The sample processing instrument according to claim 18, wherein the switching device comprises a three-way valve comprising a first port connected to the pump and a second port connected to the sample needle and a third port connected to the sample source, and wherein the three-way valve is switched between a first position where the pump is allowed to communicate with the sample needle and a second position where the pump is allowed to communicate with the sample source.
The sample processing instrument according to claim 18, wherein the switching device comprises a three-way connector and a two-way valve,

the three-way connector comprises a first port connected to the pump, a second port connected to the sample needle and a third port connected to the sample source,

the two-way valve is arranged between the third port and the sample source, and is switched between an opened position where the third port is allowed to communicate with the sample source and a closed position where the communication between the third port and the sample source is interrupted.
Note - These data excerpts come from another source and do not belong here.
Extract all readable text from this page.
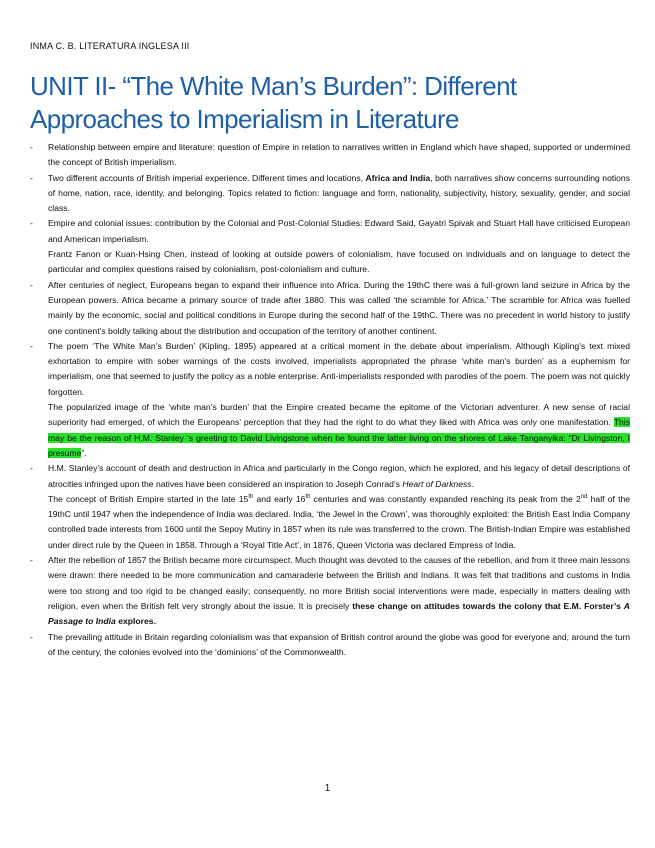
INMA C. B. LITERATURA INGLESA III
UNIT II- “The White Man’s Burden”: Different Approaches to Imperialism in Literature
- Relationship between empire and literature: question of Empire in relation to narratives written in England which have shaped, supported or undermined the concept of British imperialism.
- Two different accounts of British imperial experience. Different times and locations, Africa and India, both narratives show concerns surrounding notions of home, nation, race, identity, and belonging. Topics related to fiction: language and form, nationality, subjectivity, history, sexuality, gender, and social class.
- Empire and colonial issues: contribution by the Colonial and Post-Colonial Studies: Edward Said, Gayatri Spivak and Stuart Hall have criticised European and American imperialism.
Frantz Fanon or Kuan-Hsing Chen, instead of looking at outside powers of colonialism, have focused on individuals and on language to detect the particular and complex questions raised by colonialism, post-colonialism and culture.
- After centuries of neglect, Europeans began to expand their influence into Africa. During the 19thC there was a full-grown land seizure in Africa by the European powers. Africa became a primary source of trade after 1880. This was called ‘the scramble for Africa.’ The scramble for Africa was fuelled mainly by the economic, social and political conditions in Europe during the second half of the 19thC. There was no precedent in world history to justify one continent’s boldly talking about the distribution and occupation of the territory of another continent.
- The poem ‘The White Man’s Burden’ (Kipling, 1895) appeared at a critical moment in the debate about imperialism. Although Kipling’s text mixed exhortation to empire with sober warnings of the costs involved, imperialists appropriated the phrase ‘white man’s burden’ as a euphemism for imperialism, one that seemed to justify the policy as a noble enterprise. Anti-imperialists responded with parodies of the poem. The poem was not quickly forgotten.
The popularized image of the ‘white man’s burden’ that the Empire created became the epitome of the Victorian adventurer. A new sense of racial superiority had emerged, of which the Europeans’ perception that they had the right to do what they liked with Africa was only one manifestation. This may be the reason of H.M. Stanley ‘s greeting to David Livingstone when he found the latter living on the shores of Lake Tanganyika: “Dr Livingston, I presume”.
- H.M. Stanley’s account of death and destruction in Africa and particularly in the Congo region, which he explored, and his legacy of detail descriptions of atrocities infringed upon the natives have been considered an inspiration to Joseph Conrad’s Heart of Darkness.
The concept of British Empire started in the late 15th and early 16th centuries and was constantly expanded reaching its peak from the 2nd half of the 19thC until 1947 when the independence of India was declared. India, ‘the Jewel in the Crown’, was thoroughly exploited: the British East India Company controlled trade interests from 1600 until the Sepoy Mutiny in 1857 when its rule was transferred to the crown. The British-Indian Empire was established under direct rule by the Queen in 1858. Through a ‘Royal Title Act’, in 1876, Queen Victoria was declared Empress of India.
- After the rebellion of 1857 the British became more circumspect. Much thought was devoted to the causes of the rebellion, and from it three main lessons were drawn: there needed to be more communication and camaraderie between the British and Indians. It was felt that traditions and customs in India were too strong and too rigid to be changed easily; consequently, no more British social interventions were made, especially in matters dealing with religion, even when the British felt very strongly about the issue. It is precisely these change on attitudes towards the colony that E.M. Forster’s A Passage to India explores.
- The prevailing attitude in Britain regarding colonialism was that expansion of British control around the globe was good for everyone and, around the turn of the century, the colonies evolved into the ‘dominions’ of the Commonwealth.
1
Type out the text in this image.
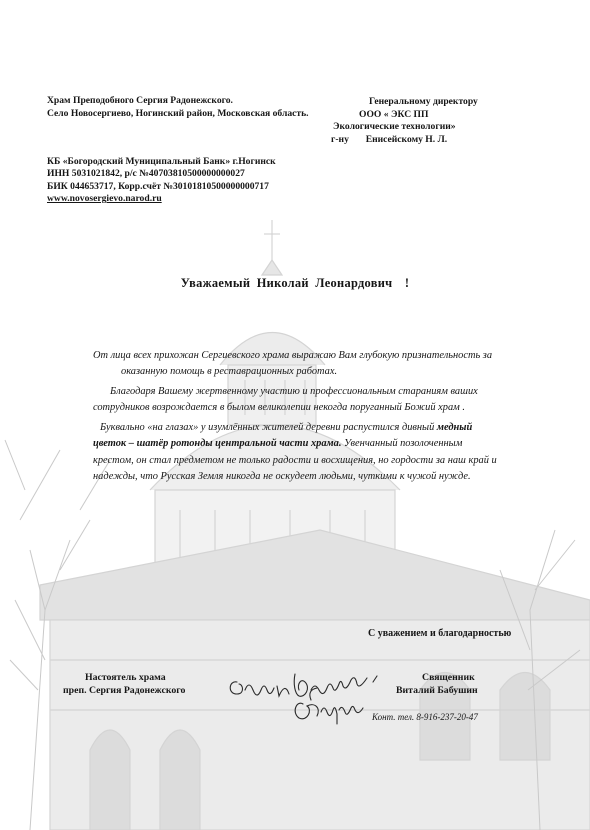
Храм Преподобного Сергия Радонежского.
Село Новосергиево, Ногинский район, Московская область.
Генеральному директору
ООО « ЭКС ПП
Экологические технологии»
г-ну Енисейскому Н. Л.
КБ «Богородский Муниципальный Банк» г.Ногинск
ИНН 5031021842, р/с №40703810500000000027
БИК 044653717, Корр.счёт №30101810500000000717
www.novosergievo.narod.ru
Уважаемый Николай Леонардович !
От лица всех прихожан Сергиевского храма выражаю Вам глубокую признательность за
оказанную помощь в реставрационных работах.
Благодаря Вашему жертвенному участию и профессиональным стараниям ваших
сотрудников возрождается в былом великолепии некогда поруганный Божий храм .
Буквально «на глазах» у изумлённых жителей деревни распустился дивный медный
цветок – шатёр ротонды центральной части храма. Увенчанный позолоченным
крестом, он стал предметом не только радости и восхищения, но гордости за наш край и
надежды, что Русская Земля никогда не оскудеет людьми, чуткими к чужой нужде.
С уважением и благодарностью
Настоятель храма
преп. Сергия Радонежского
Священник
Виталий Бабушин
Конт. тел. 8-916-237-20-47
The sample processing instrument according to any one of claims 14 to 20, wherein the sample processing instrument is adapted to detect particles ranging from 40 nanometers to 1000 nanometers.
The sample processing instrument according to claim 21, wherein the fluidic system is configured to supply sheath fluid at a flow rate of 0.5 mL/min to 1.5 mL/min, and supply the sample at a flow rate of 1 uL/min to 6 uL/min.
The sample processing instrument according to claim 21, wherein a filter with precision ranging from 5nm to 20nm is provided for the sheath fluid in the fluidic system.